Share

Bab 3

Berpikir bahwa kehadirannya tak lagi bermakna di hotel itu, Gallen melarikan motor bututnya dari pelataran parkir. Pikiran kacau karena hatinya tercabik dengan luka yang tak berdarah membuat laju kendaraannya kehilangan tenaga.

Motor bebek butut itu merupakan warisan ayahnya. Setiap kali dia mengendarainya, orang-orang selalu meledeknya, tetapi mereka tidak tahu kalau dia telah memodifikasi mesin motor tua itu. Dalam kondisi terdesak, Gallen dapat memacu motor butut tersebut menyamai motor dengan kapasitas bahan bakar di atas 1.000 cc.

Sialnya, hari ini yang terjadi justru sebaliknya. Motor itu berlari seperti kura-kura bila disandingkan dengan kelinci. Sepanjang jalan kepala Gallen dipenuhi dengan adegan Laura mencampakkannya. Dia tidak pernah tahu kalau patah hati bakal sesakit itu. Rasanya dia kehilangan separuh jiwa dan semangat hidupnya.
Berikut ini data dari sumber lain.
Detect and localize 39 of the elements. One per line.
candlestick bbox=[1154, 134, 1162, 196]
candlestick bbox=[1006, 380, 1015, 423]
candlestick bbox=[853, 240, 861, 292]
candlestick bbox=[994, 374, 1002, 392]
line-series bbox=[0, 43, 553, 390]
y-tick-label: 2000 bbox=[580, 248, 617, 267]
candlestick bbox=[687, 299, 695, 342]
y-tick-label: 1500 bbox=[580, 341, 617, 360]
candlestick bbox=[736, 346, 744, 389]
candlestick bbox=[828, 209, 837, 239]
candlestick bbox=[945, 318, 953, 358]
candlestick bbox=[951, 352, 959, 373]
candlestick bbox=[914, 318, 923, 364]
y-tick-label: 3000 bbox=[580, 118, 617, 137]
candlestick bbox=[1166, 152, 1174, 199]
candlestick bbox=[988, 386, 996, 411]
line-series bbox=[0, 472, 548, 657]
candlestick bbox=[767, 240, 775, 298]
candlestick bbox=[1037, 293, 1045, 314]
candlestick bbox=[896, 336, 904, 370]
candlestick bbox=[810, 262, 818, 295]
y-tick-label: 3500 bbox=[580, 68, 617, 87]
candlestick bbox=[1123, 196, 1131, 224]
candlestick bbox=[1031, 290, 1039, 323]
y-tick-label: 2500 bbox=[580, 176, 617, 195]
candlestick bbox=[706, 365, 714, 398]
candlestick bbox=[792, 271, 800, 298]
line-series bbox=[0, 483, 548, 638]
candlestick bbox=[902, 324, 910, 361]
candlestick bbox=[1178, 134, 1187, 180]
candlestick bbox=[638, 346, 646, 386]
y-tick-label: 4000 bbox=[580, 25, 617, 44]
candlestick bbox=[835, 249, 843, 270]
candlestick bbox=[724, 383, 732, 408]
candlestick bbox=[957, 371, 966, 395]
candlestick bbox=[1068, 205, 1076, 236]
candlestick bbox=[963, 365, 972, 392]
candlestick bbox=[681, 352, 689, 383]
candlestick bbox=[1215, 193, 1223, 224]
Di tengah pikiran yang sedang kalut, Gallen menjengkit. Sebuah mobil berwarna merah metalik melaju oleng dari arah berlawanan. Merasa ada sesuatu yang tidak beres dengan mobil tersebut, Gallen memutar haluan. Dengan kecepatan tinggi, dia berusaha menyejajari sang pengemudi. Tampak seorang wanita muda berwajah panik berjuang keras mengendalikan roda kemudi.

“Buka pintunya, Nona!” teriak Gallen sembari membuka kaca helmnya.

Wanita muda itu melirik sekilas. Dia cepat tanggap dengan perintah Gallen. Sambil tangan kirinya terus mengontrol laju kendaraannya, dia membuka pintu.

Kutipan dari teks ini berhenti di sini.